How George McGovern and 1972 shaped polarized politics today

When it comes to understanding how and why our political culture has become so ugly and horrible, there is no shortage of explanations.
Income inequality and racial prejudice. A shrinking industrial base and a declining middle class. Fox News. Social media. Bowling alone.
In a gripping new podcast, Ben Bradford argues for another factor. He cites a change in how we nominate our presidential candidates, a reform, he says, that has diminished the role of political professionals and encouraged appeals to the more ideological segments – i.e. polarizing – of the two major parties.
âYou have different incentives as a candidate for the type of voters you’re going to reach in a primary system than if you are trying to get the approval of party leaders who want centrists,â said Bradford, a Los Angeles Journalist and freelance audio producer based in Angeles.

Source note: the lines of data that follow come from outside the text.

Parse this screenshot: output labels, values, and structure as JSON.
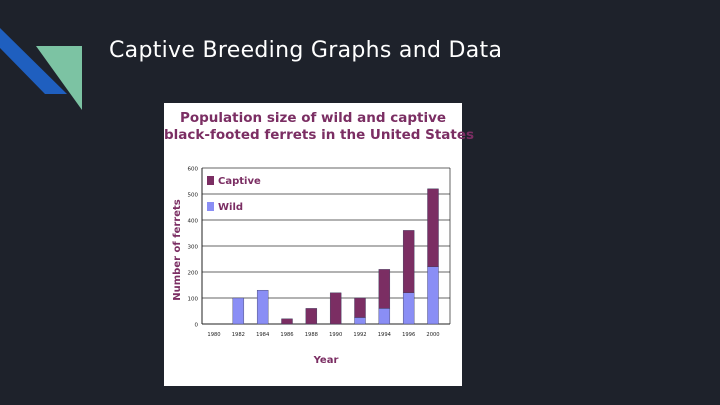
{
  "slide": {
    "title": "Captive Breeding Graphs and Data",
    "colors": {
      "background": "#1e222b",
      "deco_blue": "#1f5fbf",
      "deco_green": "#7cc3a3",
      "title_text": "#ffffff"
    }
  },
  "chart_data": {
    "type": "bar",
    "stacked": true,
    "title_lines": [
      "Population size of wild and captive",
      "black-footed ferrets in the United States"
    ],
    "xlabel": "Year",
    "ylabel": "Number of ferrets",
    "categories": [
      "1980",
      "1982",
      "1984",
      "1986",
      "1988",
      "1990",
      "1992",
      "1994",
      "1996",
      "2000"
    ],
    "yticks": [
      0,
      100,
      200,
      300,
      400,
      500,
      600
    ],
    "ylim": [
      0,
      600
    ],
    "grid": "horizontal",
    "legend_position": "top-left",
    "series": [
      {
        "name": "Wild",
        "color": "#8a8ef5",
        "values": [
          0,
          100,
          130,
          0,
          0,
          0,
          25,
          60,
          120,
          220
        ]
      },
      {
        "name": "Captive",
        "color": "#7b2e63",
        "values": [
          0,
          0,
          0,
          20,
          60,
          120,
          75,
          150,
          240,
          300
        ]
      }
    ]
  }
}
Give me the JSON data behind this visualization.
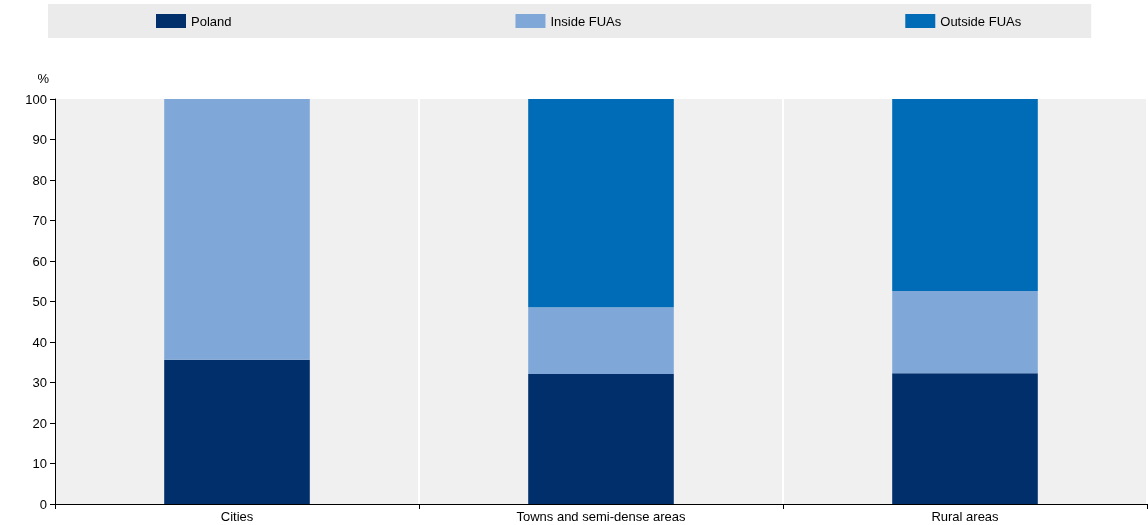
{
  "chart_data": {
    "type": "bar",
    "stacked": true,
    "ylabel": "%",
    "categories": [
      "Cities",
      "Towns and semi-dense areas",
      "Rural areas"
    ],
    "series": [
      {
        "name": "Poland",
        "color": "#002f6c",
        "values": [
          35.6,
          32.1,
          32.3
        ]
      },
      {
        "name": "Inside FUAs",
        "color": "#7fa8d9",
        "values": [
          64.4,
          16.5,
          20.3
        ]
      },
      {
        "name": "Outside FUAs",
        "color": "#006bb6",
        "values": [
          0,
          51.4,
          47.4
        ]
      }
    ],
    "ylim": [
      0,
      100
    ],
    "yticks": [
      0,
      10,
      20,
      30,
      40,
      50,
      60,
      70,
      80,
      90,
      100
    ],
    "grid": "x",
    "legend": "top"
  }
}
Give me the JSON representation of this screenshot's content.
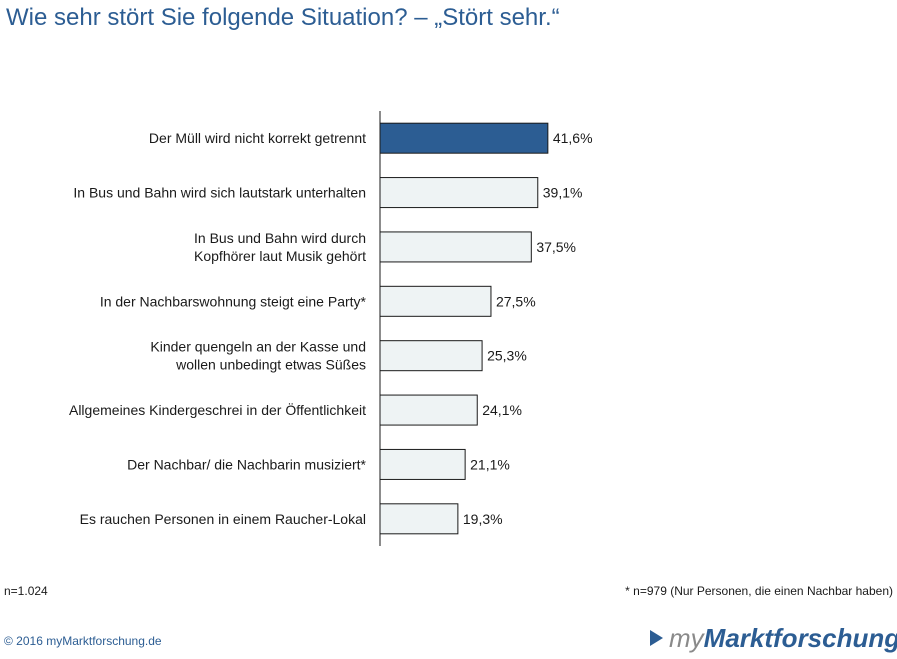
{
  "title": "Wie sehr stört Sie folgende Situation? – „Stört sehr.“",
  "chart_data": {
    "type": "bar",
    "orientation": "horizontal",
    "categories": [
      [
        "Der Müll wird nicht korrekt getrennt"
      ],
      [
        "In Bus und Bahn wird sich lautstark unterhalten"
      ],
      [
        "In Bus und Bahn wird durch",
        "Kopfhörer laut Musik gehört"
      ],
      [
        "In der Nachbarswohnung steigt eine Party*"
      ],
      [
        "Kinder quengeln an der Kasse und",
        "wollen unbedingt etwas Süßes"
      ],
      [
        "Allgemeines Kindergeschrei in der Öffentlichkeit"
      ],
      [
        "Der Nachbar/ die Nachbarin musiziert*"
      ],
      [
        "Es rauchen Personen in einem Raucher-Lokal"
      ]
    ],
    "values": [
      41.6,
      39.1,
      37.5,
      27.5,
      25.3,
      24.1,
      21.1,
      19.3
    ],
    "value_labels": [
      "41,6%",
      "39,1%",
      "37,5%",
      "27,5%",
      "25,3%",
      "24,1%",
      "21,1%",
      "19,3%"
    ],
    "highlight_index": 0,
    "colors": {
      "highlight": "#2c5d93",
      "default": "#eef3f4",
      "border": "#1a1a1a"
    },
    "xlim": [
      0,
      100
    ],
    "grid": false,
    "legend": "none"
  },
  "footer": {
    "sample": "n=1.024",
    "footnote": "* n=979 (Nur Personen, die einen Nachbar haben)",
    "copyright": "© 2016 myMarktforschung.de",
    "brand_prefix": "my",
    "brand_main": "Marktforschung"
  }
}
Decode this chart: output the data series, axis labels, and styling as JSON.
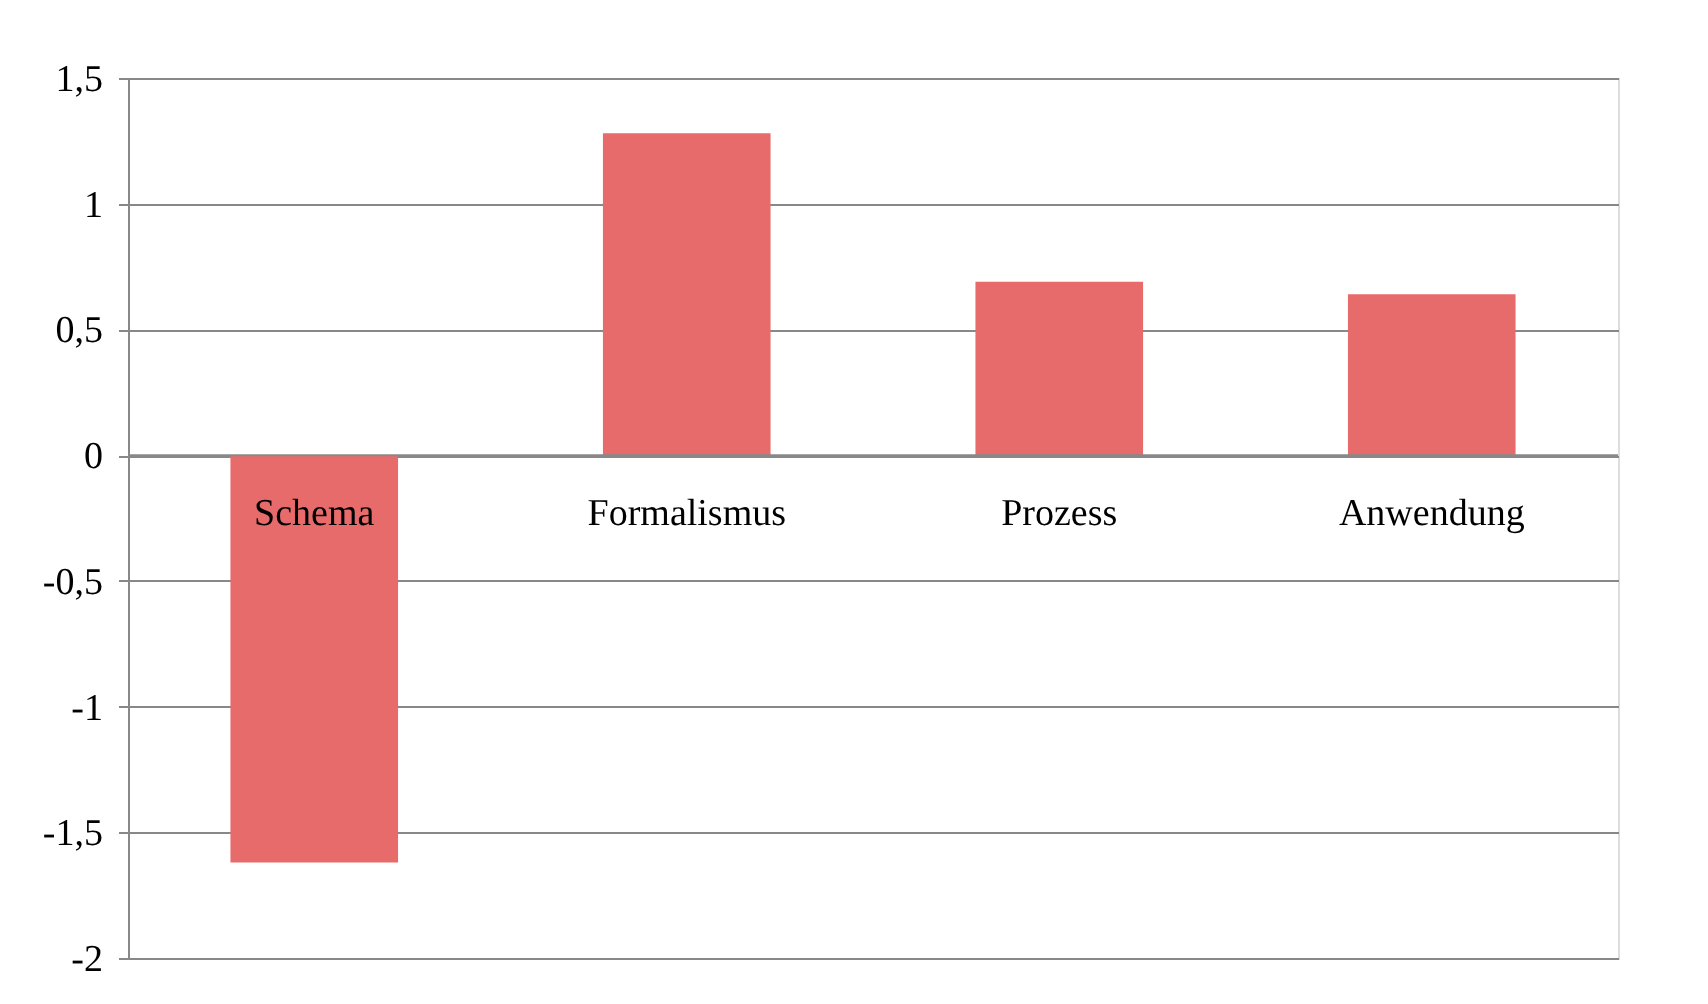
{
  "chart_data": {
    "type": "bar",
    "categories": [
      "Schema",
      "Formalismus",
      "Prozess",
      "Anwendung"
    ],
    "values": [
      -1.62,
      1.28,
      0.69,
      0.64
    ],
    "color": "#e86b6b",
    "ylim": [
      -2,
      1.5
    ],
    "yticks": [
      -2,
      {
        "value": -1.5,
        "label": "-1,5"
      },
      -1,
      {
        "value": -0.5,
        "label": "-0,5"
      },
      0,
      {
        "value": 0.5,
        "label": "0,5"
      },
      1,
      {
        "value": 1.5,
        "label": "1,5"
      }
    ],
    "grid": "y"
  }
}
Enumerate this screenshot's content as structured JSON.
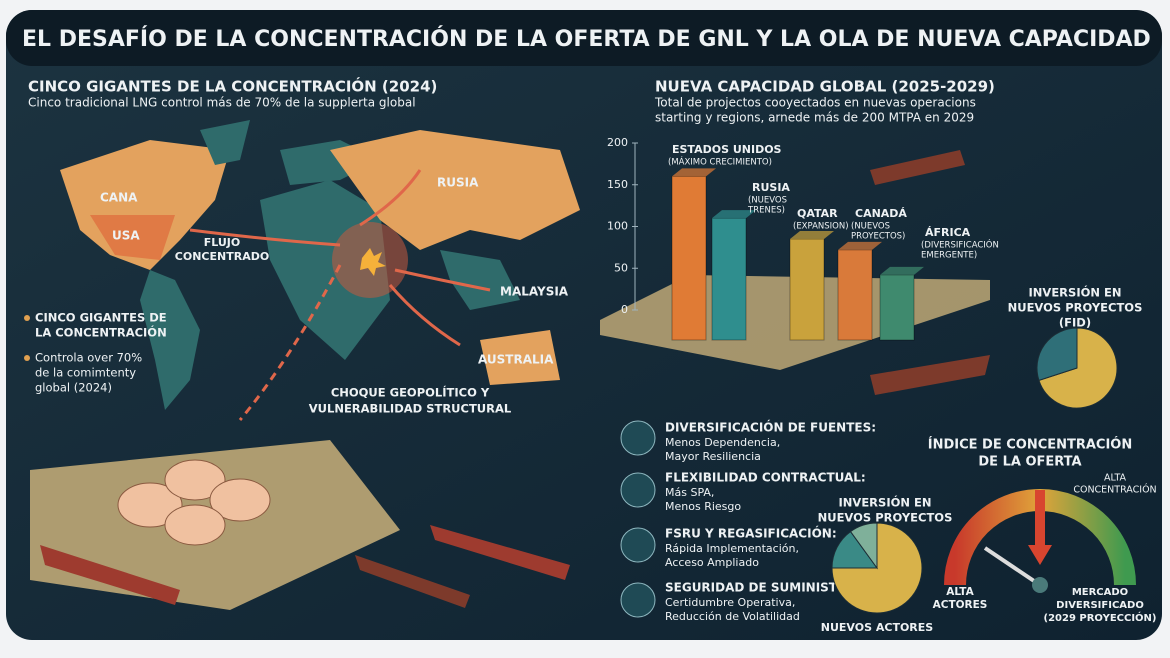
{
  "title": "EL DESAFÍO DE LA CONCENTRACIÓN DE LA OFERTA DE GNL Y LA OLA DE NUEVA CAPACIDAD",
  "left": {
    "heading": "CINCO GIGANTES DE LA CONCENTRACIÓN (2024)",
    "subtitle": "Cinco tradicional LNG control más de  70% de la supplerta global",
    "map_labels": [
      "CANA",
      "USA",
      "RUSIA",
      "MALAYSIA",
      "AUSTRALIA"
    ],
    "flow_label": [
      "FLUJO",
      "CONCENTRADO"
    ],
    "bullets": [
      [
        "CINCO GIGANTES DE",
        "LA CONCENTRACIÓN"
      ],
      [
        "Controla over 70%",
        "de la comimtenty",
        "global (2024)"
      ]
    ],
    "shock_label": [
      "CHOQUE GEOPOLÍTICO Y",
      "VULNERABILIDAD STRUCTURAL"
    ]
  },
  "right": {
    "heading": "NUEVA CAPACIDAD GLOBAL (2025-2029)",
    "subtitle": [
      "Total de projectos cooyectados en nuevas operacions",
      "starting y regions, arnede más de 200 MTPA en 2029"
    ],
    "chart": {
      "type": "bar",
      "categories": [
        "ESTADOS UNIDOS",
        "RUSIA",
        "QATAR",
        "CANADÁ",
        "ÁFRICA"
      ],
      "notes": [
        [
          "(MÁXIMO CRECIMIENTO)"
        ],
        [
          "(NUEVOS",
          "TRENES)"
        ],
        [
          "(EXPANSION)"
        ],
        [
          "(NUEVOS",
          "PROYECTOS)"
        ],
        [
          "(DIVERSIFICACIÓN",
          "EMERGENTE)"
        ]
      ],
      "values": [
        160,
        110,
        85,
        72,
        42
      ],
      "colors": [
        "#e07b35",
        "#2f8e8e",
        "#c9a23c",
        "#d97a3a",
        "#3f8a6e"
      ],
      "ylim": [
        0,
        200
      ],
      "yticks": [
        0,
        50,
        100,
        150,
        200
      ]
    },
    "features": [
      {
        "title": "DIVERSIFICACIÓN DE FUENTES:",
        "lines": [
          "Menos Dependencia,",
          "Mayor Resiliencia"
        ]
      },
      {
        "title": "FLEXIBILIDAD CONTRACTUAL:",
        "lines": [
          "Más SPA,",
          "Menos Riesgo"
        ]
      },
      {
        "title": "FSRU Y REGASIFICACIÓN:",
        "lines": [
          "Rápida Implementación,",
          "Acceso Ampliado"
        ]
      },
      {
        "title": "SEGURIDAD DE SUMINISTRO:",
        "lines": [
          "Certidumbre Operativa,",
          "Reducción de Volatilidad"
        ]
      }
    ],
    "fid": {
      "label": [
        "INVERSIÓN EN",
        "NUEVOS PROYECTOS",
        "(FID)"
      ],
      "type": "pie",
      "values": [
        70,
        30
      ],
      "colors": [
        "#d8b24a",
        "#2f6f78"
      ]
    },
    "investment": {
      "label": [
        "INVERSIÓN EN",
        "NUEVOS PROYECTOS"
      ],
      "footer": "NUEVOS ACTORES",
      "type": "pie",
      "values": [
        75,
        15,
        10
      ],
      "colors": [
        "#d8b24a",
        "#3a8a86",
        "#7fb09a"
      ]
    },
    "gauge": {
      "title": [
        "ÍNDICE DE CONCENTRACIÓN",
        "DE LA OFERTA"
      ],
      "high_label": [
        "ALTA",
        "CONCENTRACIÓN"
      ],
      "left_label": [
        "ALTA",
        "ACTORES"
      ],
      "right_label": [
        "MERCADO",
        "DIVERSIFICADO",
        "(2029 PROYECCIÓN)"
      ]
    }
  }
}
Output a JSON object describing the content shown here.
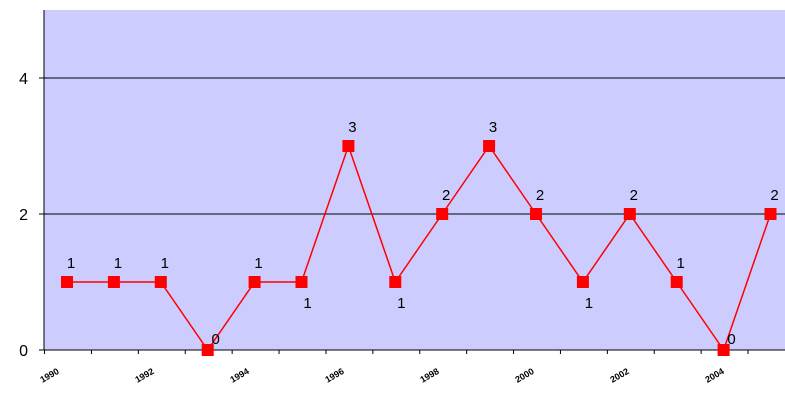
{
  "chart_data": {
    "type": "line",
    "title": "",
    "xlabel": "",
    "ylabel": "",
    "x": [
      "1990",
      "1991",
      "1992",
      "1993",
      "1994",
      "1995",
      "1996",
      "1997",
      "1998",
      "1999",
      "2000",
      "2001",
      "2002",
      "2003",
      "2004",
      "2005"
    ],
    "x_tick_labels": [
      "1990",
      "1992",
      "1994",
      "1996",
      "1998",
      "2000",
      "2002",
      "2004"
    ],
    "series": [
      {
        "values": [
          1,
          1,
          1,
          0,
          1,
          1,
          3,
          1,
          2,
          3,
          2,
          1,
          2,
          1,
          0,
          2
        ],
        "data_labels": [
          "1",
          "1",
          "1",
          "0",
          "1",
          "1",
          "3",
          "1",
          "2",
          "3",
          "2",
          "1",
          "2",
          "1",
          "0",
          "2"
        ]
      }
    ],
    "y_ticks": [
      0,
      2,
      4
    ],
    "ylim": [
      0,
      5
    ],
    "grid": true,
    "legend": "none",
    "colors": {
      "plot_background": "#ccccff",
      "series_line": "#ff0000",
      "marker": "#ff0000",
      "gridline": "#000000",
      "axis": "#000000"
    }
  }
}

In other words, he said, âinstead of drawing a big circle around the middle of the American electorate, candidates must now draw a circle around only the voters in their party. “
It focuses on the 1972 campaign of the late South Dakota Senator George McGovern. The story, told in seven episodes, begins in 1968 – one of the most tumultuous years in modern American history – and ends four years later with McGovern’s defeat to President Nixon.
The changes to the nomination process came in response to the 1968 campaign and its upheavals, in particular the decision by party leaders to anoint Democratic Vice President Hubert Humphrey despite fierce opposition from opponents of the War of the United Nations. Vietnam. Due to extraordinary circumstances – including the assassination of Robert F. Kennedy – Humphrey became the party’s candidate even though he did not participate in any primary. A commission, led by McGovern, aimed to avoid a repeat of this scenario by empowering women, youth and minorities and sought to ensure that voters, not party insiders, choose the next flagship of the democrats.
Republicans, for their part, ignored many of the proposed changes, but accepted the expansion of the primary calendar – giving increased influence to the GOP base – rather than allowing Democrats to absorb all the attention with their nomination competition.
Benefiting from the delegate selection rules he helped write, McGovern won his party’s nomination but turned out to be a disaster in November; his loss to Nixon was one of the most unbalanced in history and now the Democrat’s candidacy “has become a caveat,” as the podcast puts it, “his name is an insult to candidates walking away too far to the left “.
(The 1972 campaign, by the way, was the last time California had a presidential primary that really mattered. The winner’s contest went to Humphrey and McGovern, who won a close final. Political junkies will enjoy it. ‘Archival recording of fiery MP Willie Brown battling a last-minute maneuver at the Democratic National Convention to thwart the senator’s nomination.)
McGovern’s crushing defeat brought about further changes in the nomination process – followed by changes in addition to those changes – which, over the past decades, have in turn increased and diminished the power of party leaders, or “superdelegates.” As the Democrats call them. The course of action Bradford sees is the marked decline of traditional power brokers in both parties, as well as their ability to push candidates away from the fringes and more into the political arena.
âCandidates are encouraged to win a majority of voters in low turnout elections,â he said. âIn an environment where parties have ideologically sorted themselves out, that means choosing polarizing and galvanizing issues – often cultural ‘corner’ issues – that will attract the most voters, often to the wings of a party.
This does not always translate into success. Joe Biden, for example, won the Democratic nomination in 2020 even though he was among the more moderate candidates in a sprawling Democratic field.
It is rather unappealing to think that the increased power of voters at the local level and the decline of party leaders have failed to significantly improve our politics. It’s hard to argue, however, that we haven’t just traded one set of evils for another.
Bradford, 38, covered the 2016 campaign, among other assignments, for Capital Public Radio in Sacramento. Like many, he said, he was âbaffled at the division levelâ that the acrimonious election revealed in our country. He wondered what caused the deep sinkhole, and reverse engineering took him back to 1972 and the resulting podcast, “Of The People.”
Speaking from his apartment and home studio in Koreatown, Bradford was not very optimistic that the political atmosphere in the country would improve any time soon. He said, however, that he had heard listeners who walked out of the podcast feeling relieved “just to hear how divided, tumultuous and violent that other time was 50 years ago, and how we got there. gone out. So maybe there is some hope in there.
These days you take comfort where you can find it.